Nova era
Talvez seja tempo de voltar à blogosfera. A ideia inicial de espelhar aqui o que chamava de "construções transdisciplinares" não me abandona, no entanto, a minha consciência está hoje mais disposta a admitir a inclusão de inúmeras perpectivas. Continuamos no Terceiro incluído.
Há cerca de duas semanas, um amigo enviou-me o draft de um livro que vai publicar com pequenos contos sobre o tema da morte num estilo que eu situaria entre Kafka e alguns dos nossos surrealistas. Diverti-me bastante com a leitura e acho o conjunto dos contos bastante interessante. Mas não é para fazer uma recensão crítica que abro este assunto. É sobre o Borges. Jorge Luís Borges (Buenos Aires, 24.08.1899 - Genebra, 14.06.1986). Um personagem da escrita que conheço bastante menos do que gostaria, mas cujo universo me fascina de uma forma arrebatadora. E o Borges porquê? É que o livro abre com uma citação em epígrafe que é do Borges. O mote vem todo a propósito e não teria feito qualquer reparo, não fora uma grosseira incorrecção verbal: "aceitarei-a" (sic) em vez de aceitá-la-ei.
“Eu não temo a morte. Ela não me causa medo nem tristeza. Quando me sinto abatido penso: como posso estar triste se essa grande aventura que é a morte me aguarda? Se eu tiver sorte, serei aniquilado, apagado completamente, se não for, se houver outra vida, aceitarei-a como aceitei esta; talvez seja melhor. Não sabemos nada, mas podemos imaginar que há uma aventura além da morte.” Jorge Luis Borges.
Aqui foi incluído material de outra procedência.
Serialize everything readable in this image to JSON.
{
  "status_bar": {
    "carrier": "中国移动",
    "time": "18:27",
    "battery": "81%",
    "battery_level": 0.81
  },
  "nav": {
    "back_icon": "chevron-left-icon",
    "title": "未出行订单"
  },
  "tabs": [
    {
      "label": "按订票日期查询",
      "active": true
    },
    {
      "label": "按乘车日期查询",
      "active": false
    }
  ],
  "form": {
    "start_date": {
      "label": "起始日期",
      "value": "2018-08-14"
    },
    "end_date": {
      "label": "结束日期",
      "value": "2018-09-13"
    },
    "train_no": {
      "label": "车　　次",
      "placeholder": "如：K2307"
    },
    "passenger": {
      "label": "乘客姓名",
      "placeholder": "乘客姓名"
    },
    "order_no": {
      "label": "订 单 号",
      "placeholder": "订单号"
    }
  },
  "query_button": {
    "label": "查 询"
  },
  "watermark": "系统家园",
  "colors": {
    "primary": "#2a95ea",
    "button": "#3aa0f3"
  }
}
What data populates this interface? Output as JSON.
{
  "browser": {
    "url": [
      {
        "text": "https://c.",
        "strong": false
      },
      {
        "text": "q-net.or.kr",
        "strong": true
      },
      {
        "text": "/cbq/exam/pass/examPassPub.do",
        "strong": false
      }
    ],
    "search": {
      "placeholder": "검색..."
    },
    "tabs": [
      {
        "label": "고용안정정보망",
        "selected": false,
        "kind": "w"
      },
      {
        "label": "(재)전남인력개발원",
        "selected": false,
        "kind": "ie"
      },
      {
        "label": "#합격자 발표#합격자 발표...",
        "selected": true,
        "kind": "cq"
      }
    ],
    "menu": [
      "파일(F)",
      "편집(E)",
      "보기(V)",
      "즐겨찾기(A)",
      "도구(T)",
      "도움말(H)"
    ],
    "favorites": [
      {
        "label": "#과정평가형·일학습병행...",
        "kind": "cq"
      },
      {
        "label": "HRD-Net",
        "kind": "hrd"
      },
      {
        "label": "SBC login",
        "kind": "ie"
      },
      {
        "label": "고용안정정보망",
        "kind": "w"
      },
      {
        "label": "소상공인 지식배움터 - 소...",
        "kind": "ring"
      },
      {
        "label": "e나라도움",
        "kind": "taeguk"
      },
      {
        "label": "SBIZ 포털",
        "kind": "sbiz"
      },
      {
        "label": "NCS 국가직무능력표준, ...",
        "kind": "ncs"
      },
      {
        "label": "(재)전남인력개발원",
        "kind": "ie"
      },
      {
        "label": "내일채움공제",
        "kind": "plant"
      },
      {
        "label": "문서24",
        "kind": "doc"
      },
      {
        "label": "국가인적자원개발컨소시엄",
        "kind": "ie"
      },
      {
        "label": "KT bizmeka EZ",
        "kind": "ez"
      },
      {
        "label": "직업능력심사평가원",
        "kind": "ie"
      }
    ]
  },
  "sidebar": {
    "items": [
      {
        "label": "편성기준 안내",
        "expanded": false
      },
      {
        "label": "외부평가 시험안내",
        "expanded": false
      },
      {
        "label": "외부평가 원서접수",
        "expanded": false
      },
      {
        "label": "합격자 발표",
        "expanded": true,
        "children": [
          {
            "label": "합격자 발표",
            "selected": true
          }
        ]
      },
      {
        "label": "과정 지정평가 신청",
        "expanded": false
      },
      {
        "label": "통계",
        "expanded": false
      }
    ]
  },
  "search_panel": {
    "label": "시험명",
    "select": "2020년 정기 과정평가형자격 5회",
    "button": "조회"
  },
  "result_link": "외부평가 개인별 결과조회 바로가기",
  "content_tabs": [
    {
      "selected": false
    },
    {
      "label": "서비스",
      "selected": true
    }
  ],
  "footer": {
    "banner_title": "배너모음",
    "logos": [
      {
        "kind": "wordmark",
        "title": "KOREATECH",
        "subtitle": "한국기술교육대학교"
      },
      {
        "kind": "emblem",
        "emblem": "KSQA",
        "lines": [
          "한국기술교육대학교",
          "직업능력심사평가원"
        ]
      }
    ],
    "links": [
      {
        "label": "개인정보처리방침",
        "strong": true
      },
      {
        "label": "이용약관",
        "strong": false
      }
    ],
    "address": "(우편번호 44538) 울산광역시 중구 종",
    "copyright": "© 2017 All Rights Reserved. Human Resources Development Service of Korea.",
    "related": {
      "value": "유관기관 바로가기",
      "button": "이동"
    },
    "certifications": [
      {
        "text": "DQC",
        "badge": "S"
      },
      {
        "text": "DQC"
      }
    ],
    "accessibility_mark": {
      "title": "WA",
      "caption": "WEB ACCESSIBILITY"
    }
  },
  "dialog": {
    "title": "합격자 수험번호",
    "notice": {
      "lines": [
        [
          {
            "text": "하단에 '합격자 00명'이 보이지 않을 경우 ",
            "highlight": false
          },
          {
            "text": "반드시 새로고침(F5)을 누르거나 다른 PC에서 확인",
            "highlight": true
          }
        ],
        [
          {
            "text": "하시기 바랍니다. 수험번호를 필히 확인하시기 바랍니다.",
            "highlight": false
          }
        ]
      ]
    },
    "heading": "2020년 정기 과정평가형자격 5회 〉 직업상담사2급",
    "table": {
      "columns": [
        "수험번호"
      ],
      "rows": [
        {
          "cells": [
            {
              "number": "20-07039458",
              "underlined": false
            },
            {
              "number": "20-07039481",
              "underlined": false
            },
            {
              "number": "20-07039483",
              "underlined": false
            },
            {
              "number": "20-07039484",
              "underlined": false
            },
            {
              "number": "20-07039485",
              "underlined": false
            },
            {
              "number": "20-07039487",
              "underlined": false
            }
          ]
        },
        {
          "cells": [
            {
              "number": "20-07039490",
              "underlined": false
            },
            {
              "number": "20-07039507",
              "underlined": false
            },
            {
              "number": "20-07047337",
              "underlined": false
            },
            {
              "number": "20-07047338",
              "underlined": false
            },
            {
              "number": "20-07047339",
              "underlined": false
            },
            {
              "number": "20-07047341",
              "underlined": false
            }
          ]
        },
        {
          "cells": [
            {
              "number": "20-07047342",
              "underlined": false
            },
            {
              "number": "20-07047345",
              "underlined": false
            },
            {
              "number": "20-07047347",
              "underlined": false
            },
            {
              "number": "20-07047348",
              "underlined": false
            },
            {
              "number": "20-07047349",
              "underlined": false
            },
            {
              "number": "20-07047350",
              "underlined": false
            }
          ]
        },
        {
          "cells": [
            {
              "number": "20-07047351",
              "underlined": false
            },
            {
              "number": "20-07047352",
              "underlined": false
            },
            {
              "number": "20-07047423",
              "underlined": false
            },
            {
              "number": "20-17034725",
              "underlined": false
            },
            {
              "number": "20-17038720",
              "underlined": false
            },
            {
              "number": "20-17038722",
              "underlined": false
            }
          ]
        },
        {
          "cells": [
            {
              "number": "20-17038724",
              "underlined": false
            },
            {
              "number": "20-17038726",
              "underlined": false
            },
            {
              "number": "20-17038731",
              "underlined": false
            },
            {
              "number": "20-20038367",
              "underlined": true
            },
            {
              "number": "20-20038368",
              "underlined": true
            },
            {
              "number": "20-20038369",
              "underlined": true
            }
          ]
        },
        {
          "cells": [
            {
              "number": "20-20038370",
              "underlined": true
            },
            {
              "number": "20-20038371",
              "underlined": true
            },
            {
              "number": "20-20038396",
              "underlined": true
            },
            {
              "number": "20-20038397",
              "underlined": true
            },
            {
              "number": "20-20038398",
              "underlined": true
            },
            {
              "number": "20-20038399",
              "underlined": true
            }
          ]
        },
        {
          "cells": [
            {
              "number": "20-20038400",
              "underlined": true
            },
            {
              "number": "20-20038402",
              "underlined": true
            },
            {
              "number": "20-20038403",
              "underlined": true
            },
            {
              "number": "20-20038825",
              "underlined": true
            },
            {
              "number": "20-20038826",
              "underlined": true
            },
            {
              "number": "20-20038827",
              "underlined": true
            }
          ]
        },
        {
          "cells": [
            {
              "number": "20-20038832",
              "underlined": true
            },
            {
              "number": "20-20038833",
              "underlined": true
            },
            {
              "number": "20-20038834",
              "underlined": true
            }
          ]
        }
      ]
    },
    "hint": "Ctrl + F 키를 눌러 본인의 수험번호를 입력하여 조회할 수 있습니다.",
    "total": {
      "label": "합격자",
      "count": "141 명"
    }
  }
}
Tentei verificar, atribuindo o erro a alguma tradução menos idónea. Encontrei várias vezes a mesma forma em citações de origem brasileira (com a variante "aceitarei" que não sendo a ideal, é... aceitável) e em nenhuma se referia a fonte. Procurei vários textos em Borges que fala da morte, sem resultado. Quase me convenci que poderia estar num dos capítulos do Aleph que esquadrinhei de ponta a ponta (de Aleph a Tav, só para ilustrar que também fui ver o significado de Aleph e o alfabeto hebraico) e nada encontrei.
Lembrei-me então de colocar no google o que eu imaginava ser o texto na língua castelhana (isto traz também outras história porque o Borges escrevia muita coisa, primeiro em inglês, e, também porque a língua inglesa também vem associada à citação) e logo me apareceu a citação e o seu contexto.
Yo no temo a la muerte. No le temo ni me entristece. Cuando estoy triste pienso: cómo puedo estar triste si me espera esa gran aventura que es la muerte. Si tengo suerte, seré aniquilado, borrado totalmente, y si no, si hay otra vida, la aceptaré como he aceptado ésta. Peor que ésta no será. Hasta puede ser mejor. No sabemos nada, pero podemos pensar que hay una aventura más allá de la muerte.
Trata-se de algo proferido na última conferência de JLB, em 5 de Setembro de 1985, no Colegio Ward, numa cidade chamada Ramos Mejía, a cerca de dez quilómetros de Buenos Aires. Nem sequer aparece como fazendo parte do texto da conferência, mas das respostas a perguntas da assistência sobre vários temas que Juan Carlos Dido transcreveu, muitos anos depois.
A outra história ligada à língua inglesa é que JLB teria sido convidado para fazer a conferência em inglês para os alunos mais avançados e acabou a fazê-la em castelhano para todos, porque houve um protesto na escola no sentido de se democratizar a conferência.
E a que propósito vem tudo isto? Provavelmente, a propósito de algo tão aleatório que é mais fácil responder que é a propósito de coisa nenhuma ou, a minha resposta mais convincente, porque sim.
É que a morte é um tema tão complexo e tão capaz de nos convocar para a discussão que poderá ser o assunto mais vivo de qualquer simpósio, desde o jantar familiar de natal ao plenário parlamentar.
Hei-de voltar a este tópico. Se não morrer entretanto. Mesmo assim, há quem acredite que um bom escritor só consegue viver da escrita depois de morto.